Pi não foi indicado a nenhum prêmio por atuação, mas vale menção a atuação de Suraj Sharma, o próprio π! O filme se sustenta em grande parte nele e Suraj não decepciona. As emoções que falamos há pouco, vêm através dele e chegam a nós com uma simplicidade enorme. O ator consegue transmitir uma pureza que caracteriza unicamente o personagem e é fundamental para o sucesso do filme. E a curiosidade do dia é que Suraj Sharma não era ator e nunca havia feito nada. Foi aos testes para acompanhar seu irmão e acabou arriscando.Pode-se dizer que deu certo.

max-felinos-vida-pi-plagioNão podemos deixar de fora, no entanto, a polêmica envolvendo Pi. O roteiro adaptado do livro de Yann Martel (2001). Não é exatamente quanto à adaptação do roteiro que existe uma polêmica, mas sim quanto à ~adaptação~ do livro.

The Life of Pi teria sido livremente inspirado em um outro livro, Max and the Cats, mais conhecido como Max e os Felinos, um livro brasileiro escrito por Moacyr Scliar em 1990. A acusação de plágio já é antiga, mas reviveu agora. O livro brasileiro não teve tanta pompa nem ganhou prêmios como o do canadense, mas claramente foi o ponto de partida para o estrangeiro.

Deixemos o próprio autor explicar:

O Max Schmidt de meu livro é um jovem alemão que está fugindo do nazismo e que embarca para o Brasil. O navio em que viaja, um velho cargueiro, transporta também animais de um zoológico. Há um naufrágio, criminoso, mas Max salva-se em um escaler. E de repente sobe a bordo um sobrevivente inesperado e ameaçador: um jaguar. Começa então a segunda parte da novela, que tem como título O jaguar no escaler.
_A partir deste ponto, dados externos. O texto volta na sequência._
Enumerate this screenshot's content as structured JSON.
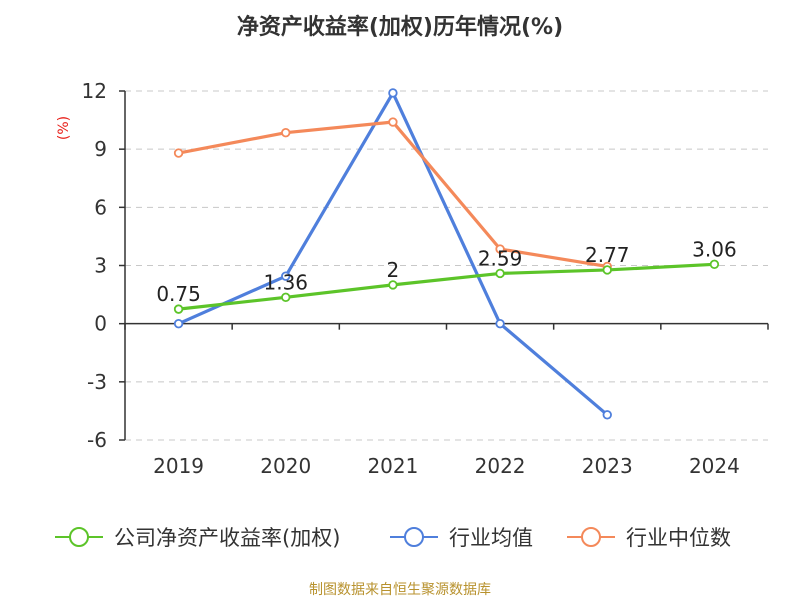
{
  "title": "净资产收益率(加权)历年情况(%)",
  "unit_label": "(%)",
  "source": "制图数据来自恒生聚源数据库",
  "colors": {
    "company": "#5cc429",
    "industry_avg": "#4f7fdc",
    "industry_median": "#f4895a",
    "unit": "#e8201a",
    "source": "#b8922e"
  },
  "chart_data": {
    "type": "line",
    "title": "净资产收益率(加权)历年情况(%)",
    "ylabel": "(%)",
    "xlabel": "",
    "categories": [
      "2019",
      "2020",
      "2021",
      "2022",
      "2023",
      "2024"
    ],
    "ylim": [
      -6,
      12
    ],
    "yticks": [
      "-6",
      "-3",
      "0",
      "3",
      "6",
      "9",
      "12"
    ],
    "grid": true,
    "legend_position": "bottom",
    "series": [
      {
        "name": "公司净资产收益率(加权)",
        "color": "#5cc429",
        "values": [
          0.75,
          1.36,
          2,
          2.59,
          2.77,
          3.06
        ],
        "labels": [
          "0.75",
          "1.36",
          "2",
          "2.59",
          "2.77",
          "3.06"
        ],
        "show_labels": true
      },
      {
        "name": "行业均值",
        "color": "#4f7fdc",
        "values": [
          0,
          2.45,
          11.9,
          0,
          -4.7,
          null
        ]
      },
      {
        "name": "行业中位数",
        "color": "#f4895a",
        "values": [
          8.8,
          9.85,
          10.4,
          3.85,
          2.95,
          null
        ]
      }
    ]
  }
}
Esta, a idéia que motivou Martel. O seu personagem, Piscine Molitor Patel, Pi, é um menino hindu cujo pai é dono de um zoológico. A família emigra para o Canadá, levando os animais a bordo. Há, na segunda parte do livro, um naufrágio (que depois será considerado criminoso). Pi salva-se. No mesmo barco estão um tigre de Bengala, um orangotango e uma zebra. O tigre liquida os três e Pi fica à deriva com o felino por mais de duzentos dias.

Ou seja: a premissa é a mesma. Um garoto, um naufrágio, um bote e um felino vida loka.

Deixando de lado todo esse papo de plágio (afinal, se o livro canadense não é lá original em tudo, ele tem seus méritos e acabou escrevendo uma bela história), o roteiro adaptado chega de fininho, mas tem concorrentes bem fortes. Deve ficar com Argo.

POSSÍVEIS & PROVÁVEIS SPOILERS ABAIXO

Em resumo, Pi mereceu as indicações recebidas e a meu ver tem chance real de sair com algumas-várias estatuetas. Mas o maior feito do filme é, de fato, a reflexão, a delicadeza, a sutileza que alcança como cinema. A busca por Deus retratada de maneira simples e acessível a todos.

O comentário final que abre espaço a tantas interpretações. A animalização do ser humano, como por vezes nos comportamos como os mais primitivos animais. A fé constante, encontrada em detalhes. Mas principalmente, a escolha. A escolha em acreditar ou não.

Pi é, no fim das contas, um Calvin e Haroldo sênior.

***

Merece ser visto, merece (e deve!) ser visto em 3D.

É, provavelmente, o meu favorito entre os concorrentes desse ano. É um filme que me fez pensar, que me fez sentir e me fez vibrar. Um filme que me fez lembrar no que eu acredito. E você? No que você escolhe acreditar?